Perplexity, an AI startup reportedly valued around $20 billion, anticipates its financial engine will help small RIAs reach the “efficiency of a very highly staffed larger firm without having to add more headcount,” in what could fuel a boom for solo independent advisors.
“An advisor who really knows how to take advantage of these tools can make a one-person shop feel like a 50-person shop,” Jeff Grimes, Perplexity’s head of live events product, told InvestmentNews. “I do think you'll see maybe more of a burgeoning of these smaller institutions because of the operating efficiency. It's more possible for one person or two people to start a really powerful advisory, maybe in a way that it wasn't before.”
Perplexity Computer, which aggregates answers from Anthropic’s Claude, Gemini, Grok, and OpenAI, and other AI models, is priced at $20 per month for a Pro subscription to automate investment and financial planning tasks for advisors. Perplexity positions this as a more affordable option than the large-scale enterprise market that’s been led by Anthropic, which struck advisor partnerships in February with LPL Financial and Orion.

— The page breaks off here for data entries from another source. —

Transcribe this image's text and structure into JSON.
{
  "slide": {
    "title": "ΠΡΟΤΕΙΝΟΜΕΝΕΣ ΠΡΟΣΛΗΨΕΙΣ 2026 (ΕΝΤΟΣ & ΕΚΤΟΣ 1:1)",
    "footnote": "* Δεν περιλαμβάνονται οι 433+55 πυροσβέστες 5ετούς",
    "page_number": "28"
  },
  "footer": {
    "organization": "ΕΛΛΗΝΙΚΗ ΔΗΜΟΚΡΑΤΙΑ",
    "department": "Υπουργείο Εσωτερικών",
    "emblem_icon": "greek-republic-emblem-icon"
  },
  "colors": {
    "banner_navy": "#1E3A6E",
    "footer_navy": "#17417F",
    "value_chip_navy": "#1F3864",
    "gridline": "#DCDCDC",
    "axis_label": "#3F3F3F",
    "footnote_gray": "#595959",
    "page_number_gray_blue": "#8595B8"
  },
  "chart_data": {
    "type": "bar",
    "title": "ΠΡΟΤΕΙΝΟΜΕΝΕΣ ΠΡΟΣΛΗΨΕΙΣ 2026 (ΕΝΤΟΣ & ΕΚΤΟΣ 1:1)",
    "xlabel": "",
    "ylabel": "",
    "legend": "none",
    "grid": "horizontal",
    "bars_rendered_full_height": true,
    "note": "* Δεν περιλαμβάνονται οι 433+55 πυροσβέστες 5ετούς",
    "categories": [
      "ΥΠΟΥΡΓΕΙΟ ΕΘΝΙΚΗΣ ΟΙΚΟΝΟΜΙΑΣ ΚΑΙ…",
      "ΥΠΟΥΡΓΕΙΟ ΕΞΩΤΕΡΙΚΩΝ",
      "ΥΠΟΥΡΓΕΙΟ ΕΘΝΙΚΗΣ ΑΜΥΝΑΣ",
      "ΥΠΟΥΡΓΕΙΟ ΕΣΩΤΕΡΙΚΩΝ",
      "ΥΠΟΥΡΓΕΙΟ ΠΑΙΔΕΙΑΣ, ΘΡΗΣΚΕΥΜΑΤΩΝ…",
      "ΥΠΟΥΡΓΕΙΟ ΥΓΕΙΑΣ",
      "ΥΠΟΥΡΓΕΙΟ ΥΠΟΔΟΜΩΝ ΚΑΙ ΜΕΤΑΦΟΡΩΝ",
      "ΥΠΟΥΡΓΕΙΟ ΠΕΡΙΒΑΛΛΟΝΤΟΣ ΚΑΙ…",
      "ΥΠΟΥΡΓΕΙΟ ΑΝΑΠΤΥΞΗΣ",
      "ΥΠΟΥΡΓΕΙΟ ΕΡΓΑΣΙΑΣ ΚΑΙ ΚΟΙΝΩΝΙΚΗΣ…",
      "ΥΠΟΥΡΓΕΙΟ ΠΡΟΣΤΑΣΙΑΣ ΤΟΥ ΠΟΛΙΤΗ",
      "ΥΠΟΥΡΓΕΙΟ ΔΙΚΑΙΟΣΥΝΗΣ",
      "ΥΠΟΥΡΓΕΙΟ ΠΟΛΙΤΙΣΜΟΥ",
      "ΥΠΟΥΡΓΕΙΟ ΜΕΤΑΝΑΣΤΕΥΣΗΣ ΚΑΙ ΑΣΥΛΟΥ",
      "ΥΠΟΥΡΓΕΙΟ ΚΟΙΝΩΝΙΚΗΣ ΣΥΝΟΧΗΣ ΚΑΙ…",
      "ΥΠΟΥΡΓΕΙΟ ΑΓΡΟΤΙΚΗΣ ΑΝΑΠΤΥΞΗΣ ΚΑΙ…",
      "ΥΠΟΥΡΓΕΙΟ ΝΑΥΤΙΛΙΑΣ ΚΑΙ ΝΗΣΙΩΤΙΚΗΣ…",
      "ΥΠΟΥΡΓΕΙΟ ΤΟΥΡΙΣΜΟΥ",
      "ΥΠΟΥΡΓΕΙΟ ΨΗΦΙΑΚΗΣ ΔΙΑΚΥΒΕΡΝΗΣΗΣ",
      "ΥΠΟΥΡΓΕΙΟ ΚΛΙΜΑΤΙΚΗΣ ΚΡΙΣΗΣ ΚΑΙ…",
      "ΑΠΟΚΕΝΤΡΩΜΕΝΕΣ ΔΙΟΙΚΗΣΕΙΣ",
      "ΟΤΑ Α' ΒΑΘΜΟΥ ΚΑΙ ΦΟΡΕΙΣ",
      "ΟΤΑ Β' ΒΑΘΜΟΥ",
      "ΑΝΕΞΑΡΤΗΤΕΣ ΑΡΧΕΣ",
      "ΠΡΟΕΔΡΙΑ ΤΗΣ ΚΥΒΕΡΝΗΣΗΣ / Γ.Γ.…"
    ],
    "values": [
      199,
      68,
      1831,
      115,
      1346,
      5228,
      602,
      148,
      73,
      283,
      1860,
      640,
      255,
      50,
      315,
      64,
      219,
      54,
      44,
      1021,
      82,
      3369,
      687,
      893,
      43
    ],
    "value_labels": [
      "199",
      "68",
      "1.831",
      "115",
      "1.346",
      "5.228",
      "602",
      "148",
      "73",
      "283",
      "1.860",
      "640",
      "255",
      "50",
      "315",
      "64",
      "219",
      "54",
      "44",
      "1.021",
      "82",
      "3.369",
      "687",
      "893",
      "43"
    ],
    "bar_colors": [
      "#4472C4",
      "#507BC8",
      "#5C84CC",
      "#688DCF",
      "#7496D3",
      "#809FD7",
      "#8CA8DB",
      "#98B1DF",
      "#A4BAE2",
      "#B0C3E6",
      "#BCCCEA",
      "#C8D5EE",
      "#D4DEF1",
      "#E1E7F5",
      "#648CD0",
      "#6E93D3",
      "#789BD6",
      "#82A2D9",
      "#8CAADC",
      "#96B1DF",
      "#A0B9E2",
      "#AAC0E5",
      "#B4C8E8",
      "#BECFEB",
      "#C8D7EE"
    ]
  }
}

“We think that really premium quality financial information shouldn't be gated to people who have access to $30,000 a year per-seat subscription. And if you have that, that's great, but a lot of firms don't have access to that, and something like Computer basically supercharges them,” said Grimes.
Perplexity has struck partnerships to extract financial data and news from SEC filings, FactSet, S&P Global, Nasdaq, New York Stock Exchange, Morningstar, PitchBook, Coinbase, Quartr, Unusual Whales, among other companies and exchanges. Advisors can upload client documents on their accounts and type prompts into Perplexity Computer to provide risk analysis and oversight within five minutes, says Grimes.
“I can say, let's do a recurring task where every week or every day, it's fully customizable, I'd like you to surface any risks or oversights for all of my clients. Are there missing or outdated beneficiary designations? Are there certain exposures that look too large? Are there opportunities to mitigate risk? Are there large cash balances sitting idle for any of my clients? Are there accounts or trusts or estate documents that haven't been reviewed in the last several years that someone should take a look at?”
Most Americans (61%) believe AI will replace financial advisors within five years, according to a CouponFollow survey of 1,009 adults. The study adds that 42% of Americans regularly use AI for personal finance and that 48% trust ChatGPT more than advisors for quick financial answers, although Grimes is clear in that Perplexity positions its AI tools to support and not replace financial advisors.
“If you had a client that's really heavy on minerals and heavy metals, you could say, alert me whenever [Argentina president] Javier Milei visits Chile or Bolivia or China or Saudi Arabia and lithium is on the agenda, or he's accompanied by mining company CEOs,” Grimes suggested as a prompt for Perplexity. “I can say, alert me anytime any household among my clients has more than 15% exposure to a single company after accounting for direct stocks and ETFs and mutual funds, RSUs and options— you can fully customize it. Alert me whenever a Walmart executive sells stock,” he said of other examples.
In addition to challenging Anthropic’s wealth management plug-ins, Perplexity’s play for advisors comes as OpenAI announced earlier this month it acquired the personal finance startup Hiro, signaling the ChatGPT-maker’s push into financial services. Grimes gave another example of how Perplexity Computer’s alert system can help an advisor’s college planning for a client.
“Say the Johnson family, they have four kids, here's their ages, here's where they're in school. Send me an alert anytime any of them might be considering a new school with a tuition change. Even if that might not trigger until a year from now, Computer will keep that in its memory and keep checking at whatever frequency you want,” said Grimes. “It’s letting you fill in the gaps of what you might have missed. It's letting you operate with the efficiency of a much larger team.”
Perplexity Computer launched in February and its original financial focus was to serve retail investors through its Plaid integration that lets users upload their brokerage accounts. More than 75% of paying Perplexity users visit monthly to ask financial questions, according to the company.
“We've generally seen that there is a funnel from users who are starting with a retail touch point, maybe initially for their personal investing, but then they start using it for work, still on a personal account, but using it for work, and then maybe they bring it into their firm, and then their firm fully adopts it as enterprise,” said Grimes.
Perplexity has 45 million active users, according to app industry analysis site Business of Apps.
“I think we'll also see pathways where users are connecting their accounts, maybe they're just asking for a little bit of advice here and there for their own portfolio, they don't have a wealth advisor, and then we would have the opportunity to connect them with someone who can use Perplexity Computer as this force multiplier. I think we'll see things like that,” said Grimes on the potential funnel between advisors and retail investors on Perplexity.